In die Nähe eines Glockenturms zu ziehen und sich dann über das Läuten zu beschweren, ist so absurd wie ein Haus neben einem Bahnhof zu kaufen und anschließend zu verlangen, dass die Gleise stillgelegt werden. Die Ruhestörungen, die an solchen Orten zwangsläufig entstehen, sind alles andere als unvorhersehbar. Man weiß, worauf man sich einlässt. Trotzdem häufen sich die Lärmklagen und immer öfter haben sie Erfolg – so nun auch in Singen.
Die Kirche hat die älteren Rechte
In den vergangenen 107 Jahren läuteten die Glocken der Herz-Jesu-Kirche zu jeder Viertelstunde und waren für viele Singener Orientierungshilfe und lieb gewonnene Tradition zugleich. Damit ist nun Schluss. Weil sich zwei Anwohner über den nächtlichen Lärm beklagten und ein Verstummen des weltlichen Geläuts erzwangen. Dabei hat die Kirche in diesem Fall die älteren Rechte.

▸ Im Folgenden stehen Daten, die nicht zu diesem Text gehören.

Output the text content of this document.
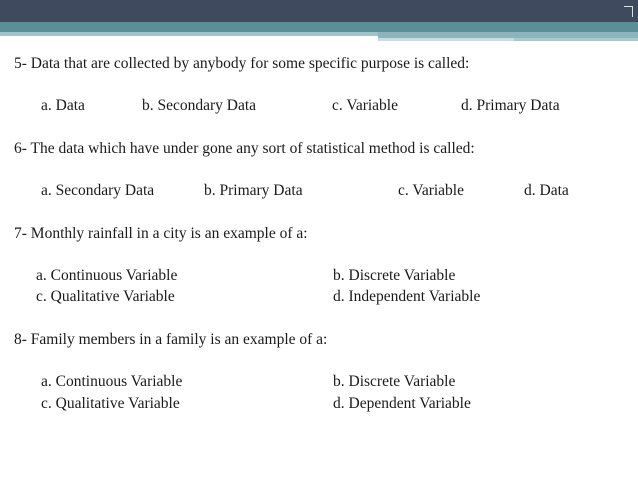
5- Data that are collected by anybody for some specific purpose is called:
a. Data	b. Secondary Data	c. Variable	d. Primary Data
6- The data which have under gone any sort of statistical method is called:
a. Secondary Data	b. Primary Data	c. Variable	d. Data
7- Monthly rainfall in a city is an example of a:
a. Continuous Variable	b. Discrete Variable
c. Qualitative Variable	d. Independent Variable
8- Family members in a family is an example of a:
a. Continuous Variable	b. Discrete Variable
c. Qualitative Variable	d. Dependent Variable
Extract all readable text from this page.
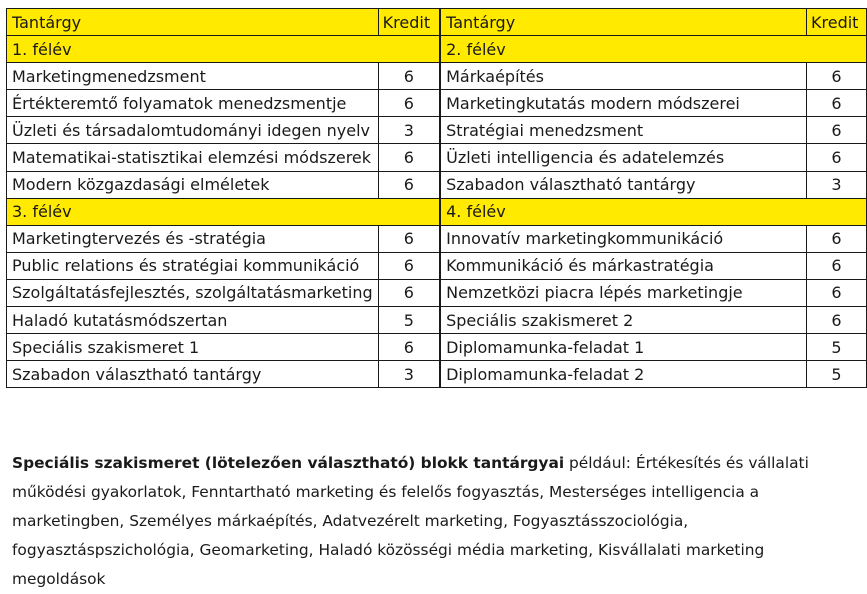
Tantárgy	Kredit	Tantárgy	Kredit
1. félév		2. félév	
Marketingmenedzsment	6	Márkaépítés	6
Értékteremtő folyamatok menedzsmentje	6	Marketingkutatás modern módszerei	6
Üzleti és társadalomtudományi idegen nyelv	3	Stratégiai menedzsment	6
Matematikai-statisztikai elemzési módszerek	6	Üzleti intelligencia és adatelemzés	6
Modern közgazdasági elméletek	6	Szabadon választható tantárgy	3
3. félév		4. félév	
Marketingtervezés és -stratégia	6	Innovatív marketingkommunikáció	6
Public relations és stratégiai kommunikáció	6	Kommunikáció és márkastratégia	6
Szolgáltatásfejlesztés, szolgáltatásmarketing	6	Nemzetközi piacra lépés marketingje	6
Haladó kutatásmódszertan	5	Speciális szakismeret 2	6
Speciális szakismeret 1	6	Diplomamunka-feladat 1	5
Szabadon választható tantárgy	3	Diplomamunka-feladat 2	5
Speciális szakismeret (lötelezően választható) blokk tantárgyai például: Értékesítés és vállalati működési gyakorlatok, Fenntartható marketing és felelős fogyasztás, Mesterséges intelligencia a marketingben, Személyes márkaépítés, Adatvezérelt marketing, Fogyasztásszociológia, fogyasztáspszichológia, Geomarketing, Haladó közösségi média marketing, Kisvállalati marketing megoldások
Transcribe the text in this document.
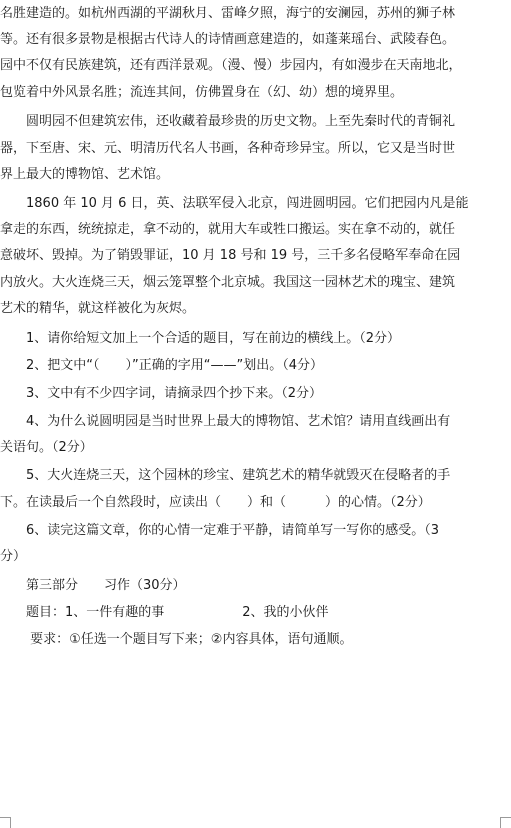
名胜建造的。如杭州西湖的平湖秋月、雷峰夕照，海宁的安澜园，苏州的狮子林
等。还有很多景物是根据古代诗人的诗情画意建造的，如蓬莱瑶台、武陵春色。
园中不仅有民族建筑，还有西洋景观。（漫、慢）步园内，有如漫步在天南地北，
包览着中外风景名胜；流连其间，仿佛置身在（幻、幼）想的境界里。
　　圆明园不但建筑宏伟，还收藏着最珍贵的历史文物。上至先秦时代的青铜礼
器，下至唐、宋、元、明清历代名人书画，各种奇珍异宝。所以，它又是当时世
界上最大的博物馆、艺术馆。
　　1860 年 10 月 6 日，英、法联军侵入北京，闯进圆明园。它们把园内凡是能
拿走的东西，统统掠走，拿不动的，就用大车或牲口搬运。实在拿不动的，就任
意破坏、毁掉。为了销毁罪证，10 月 18 号和 19 号，三千多名侵略军奉命在园
内放火。大火连烧三天，烟云笼罩整个北京城。我国这一园林艺术的瑰宝、建筑
艺术的精华，就这样被化为灰烬。
　　1、请你给短文加上一个合适的题目，写在前边的横线上。（2分）
　　2、把文中“（　　）”正确的字用“——”划出。（4分）
　　3、文中有不少四字词，请摘录四个抄下来。（2分）
　　4、为什么说圆明园是当时世界上最大的博物馆、艺术馆？请用直线画出有
关语句。（2分）
　　5、大火连烧三天，这个园林的珍宝、建筑艺术的精华就毁灭在侵略者的手
下。在读最后一个自然段时，应读出（　　）和（　　　）的心情。（2分）
　　6、读完这篇文章，你的心情一定难于平静，请简单写一写你的感受。（3
分）
　　第三部分　　习作（30分）
　　题目：1、一件有趣的事　　　　　　2、我的小伙伴
　　 要求：①任选一个题目写下来；②内容具体，语句通顺。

Umso bedenklicher ist die Entscheidung der Seelsorgeeinheit, das Läuten der Glocken vorsorglich einzustellen. Die verärgerten Anwohner hatten mit einer Anzeige gedroht, erstattet wurde diese noch nicht. Ein Rechtsstreit sei zu teuer und aussichtslos, argumentiert der Pfarrer. Das ist einerseits nachvollziehbar, andererseits ein fragwürdiges Signal. Wenn finanzielle Mittel heutzutage darüber entscheiden, ob Kirchenglocken läuten dürfen, droht Tradition zu einem Luxusprodukt zu werden, das an den Meistbietenden verscherbelt wird.